Pier Paolo Pasolini

Jacques Dufresne

 Pier Paolo Pasolini (1922-1975) est un écrivain, poète, journaliste, scénariste et réalisateur italien.



Les auteurs les plus libres sont souvent en retard d’une lucidité : ils continuent de pourfendre le fascisme quand l’idole du moment s’appelle libéralisme. Pasolini, ce grand cinéaste qui connut une première gloire comme écrivain, serait plutôt en avance d’une lucidité. Le secret de cette lucidité : «Moi, je n'ai derrière moi aucune autorité, sinon celle qui me vient paradoxalement de n'en pas avoir et de ne pas en avoir voulu, et du fait que je me suis mis en situation de n'avoir rien à perdre, et donc de n'être fidèle à aucun pacte qui ne soit celui qui me lie à un lecteur que, du reste, je juge digne de la recherche la plus scandaleuse.» E.C.

Sources

Écrits corsaires, Flammarion 2009 (E.C)
Lettres luthériennes, Seuil 2002 (L.L)
Poèmes de jeunesse, Gallimard 1995 (P.J)
Les anges distraits, Actes Sud, 1999 (A.D)
Olivier Rey, Radicalité, Pier Paolo Pasolini, la force du passé L’Échappée 2013 (R) ®

GRANDES ÉTAPES

«Après des études littéraires, Pasolini quitte Bologne en 1950 pour Rome suite aux accusations de détournement de mineur dont il fait l’objet. Il est alors exclu du Parti Communiste, mais restera affectivement proche du « peuple ».
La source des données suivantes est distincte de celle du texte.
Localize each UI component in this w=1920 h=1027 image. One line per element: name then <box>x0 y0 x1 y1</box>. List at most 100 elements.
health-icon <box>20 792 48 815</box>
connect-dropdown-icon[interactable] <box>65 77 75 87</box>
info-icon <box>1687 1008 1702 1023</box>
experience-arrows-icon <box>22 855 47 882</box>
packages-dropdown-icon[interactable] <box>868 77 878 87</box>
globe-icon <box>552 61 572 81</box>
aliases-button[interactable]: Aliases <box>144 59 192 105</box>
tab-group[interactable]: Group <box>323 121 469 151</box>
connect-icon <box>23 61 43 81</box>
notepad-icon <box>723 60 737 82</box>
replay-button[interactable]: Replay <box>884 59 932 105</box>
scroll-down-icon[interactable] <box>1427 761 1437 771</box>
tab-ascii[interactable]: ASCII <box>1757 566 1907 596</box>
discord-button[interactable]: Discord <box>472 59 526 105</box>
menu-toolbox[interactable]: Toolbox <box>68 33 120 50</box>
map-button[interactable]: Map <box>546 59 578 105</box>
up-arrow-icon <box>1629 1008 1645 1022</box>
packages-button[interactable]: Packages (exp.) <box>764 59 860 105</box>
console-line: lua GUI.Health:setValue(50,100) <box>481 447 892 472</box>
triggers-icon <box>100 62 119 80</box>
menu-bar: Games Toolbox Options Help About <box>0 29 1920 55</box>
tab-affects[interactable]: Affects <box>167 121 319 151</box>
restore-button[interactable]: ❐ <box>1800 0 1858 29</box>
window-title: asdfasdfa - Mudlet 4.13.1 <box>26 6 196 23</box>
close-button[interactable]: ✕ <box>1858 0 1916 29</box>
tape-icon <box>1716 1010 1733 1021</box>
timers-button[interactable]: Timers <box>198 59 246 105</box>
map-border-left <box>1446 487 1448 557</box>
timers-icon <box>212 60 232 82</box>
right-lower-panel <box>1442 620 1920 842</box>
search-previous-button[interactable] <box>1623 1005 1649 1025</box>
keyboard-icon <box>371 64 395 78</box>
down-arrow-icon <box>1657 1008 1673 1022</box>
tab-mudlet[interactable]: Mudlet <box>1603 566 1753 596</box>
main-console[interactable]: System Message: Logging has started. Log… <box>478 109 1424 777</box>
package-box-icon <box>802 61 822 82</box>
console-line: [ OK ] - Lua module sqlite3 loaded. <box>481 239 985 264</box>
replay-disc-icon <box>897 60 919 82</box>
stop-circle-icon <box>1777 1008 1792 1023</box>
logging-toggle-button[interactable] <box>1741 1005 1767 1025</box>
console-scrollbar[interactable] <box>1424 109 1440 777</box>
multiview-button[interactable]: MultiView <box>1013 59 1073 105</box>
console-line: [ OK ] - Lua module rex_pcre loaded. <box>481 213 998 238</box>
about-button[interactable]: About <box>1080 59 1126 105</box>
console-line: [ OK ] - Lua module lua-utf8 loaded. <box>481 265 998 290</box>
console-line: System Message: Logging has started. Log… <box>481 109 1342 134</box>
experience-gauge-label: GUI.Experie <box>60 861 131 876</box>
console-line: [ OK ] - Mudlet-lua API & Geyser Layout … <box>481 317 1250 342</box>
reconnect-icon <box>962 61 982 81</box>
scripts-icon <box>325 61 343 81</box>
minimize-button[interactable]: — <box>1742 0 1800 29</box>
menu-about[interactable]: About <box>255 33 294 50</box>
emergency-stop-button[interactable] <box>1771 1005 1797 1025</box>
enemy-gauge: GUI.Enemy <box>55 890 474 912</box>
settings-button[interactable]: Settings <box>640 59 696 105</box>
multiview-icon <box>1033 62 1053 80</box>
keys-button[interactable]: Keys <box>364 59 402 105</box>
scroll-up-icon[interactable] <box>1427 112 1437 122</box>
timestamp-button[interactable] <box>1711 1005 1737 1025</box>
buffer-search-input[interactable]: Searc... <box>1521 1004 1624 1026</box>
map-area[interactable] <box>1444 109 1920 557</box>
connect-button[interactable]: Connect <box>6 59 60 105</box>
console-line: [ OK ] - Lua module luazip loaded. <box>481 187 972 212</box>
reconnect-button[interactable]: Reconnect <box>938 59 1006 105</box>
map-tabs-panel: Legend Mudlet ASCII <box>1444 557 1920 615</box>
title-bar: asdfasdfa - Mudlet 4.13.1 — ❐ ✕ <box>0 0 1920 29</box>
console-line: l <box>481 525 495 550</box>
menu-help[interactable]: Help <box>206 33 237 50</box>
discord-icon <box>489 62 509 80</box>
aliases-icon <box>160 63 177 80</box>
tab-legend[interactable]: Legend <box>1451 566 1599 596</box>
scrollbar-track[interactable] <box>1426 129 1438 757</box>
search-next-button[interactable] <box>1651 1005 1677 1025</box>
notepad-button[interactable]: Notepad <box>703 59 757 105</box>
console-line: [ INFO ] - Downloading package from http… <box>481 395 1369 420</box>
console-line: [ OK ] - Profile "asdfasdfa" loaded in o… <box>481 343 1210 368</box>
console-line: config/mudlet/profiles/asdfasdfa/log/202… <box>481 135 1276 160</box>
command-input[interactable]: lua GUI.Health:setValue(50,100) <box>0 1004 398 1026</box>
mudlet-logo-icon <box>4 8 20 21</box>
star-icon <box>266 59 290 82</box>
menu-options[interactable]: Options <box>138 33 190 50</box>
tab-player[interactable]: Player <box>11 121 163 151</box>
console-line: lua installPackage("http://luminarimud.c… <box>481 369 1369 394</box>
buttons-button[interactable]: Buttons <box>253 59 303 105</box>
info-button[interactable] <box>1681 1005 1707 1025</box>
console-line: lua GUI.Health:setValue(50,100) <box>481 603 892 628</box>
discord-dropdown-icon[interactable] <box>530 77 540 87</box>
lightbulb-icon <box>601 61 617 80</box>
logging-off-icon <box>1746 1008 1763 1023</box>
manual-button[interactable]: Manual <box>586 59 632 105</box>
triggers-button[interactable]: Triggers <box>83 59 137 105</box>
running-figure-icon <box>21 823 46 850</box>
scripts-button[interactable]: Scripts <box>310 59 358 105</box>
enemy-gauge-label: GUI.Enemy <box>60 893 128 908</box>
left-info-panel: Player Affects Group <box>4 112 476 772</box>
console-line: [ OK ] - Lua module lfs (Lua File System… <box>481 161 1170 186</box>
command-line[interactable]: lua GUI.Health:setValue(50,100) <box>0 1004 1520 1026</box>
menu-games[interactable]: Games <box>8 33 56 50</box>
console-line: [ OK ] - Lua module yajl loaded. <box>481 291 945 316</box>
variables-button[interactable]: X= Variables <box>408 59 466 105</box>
Avec ses premières publications écrites (Les Ragazzi en 1955, Une vie violente et l’épigramme « A un pape »), la notoriété ne vient pas sans scandale. Il passe ensuite à la réalisation : Accatone en 1961, Mamma Roma en 1962 et La Ricotta en 1963. En 1964, il part se documenter en Palestine avant de réaliser L'Evangile selon Saint Matthieu.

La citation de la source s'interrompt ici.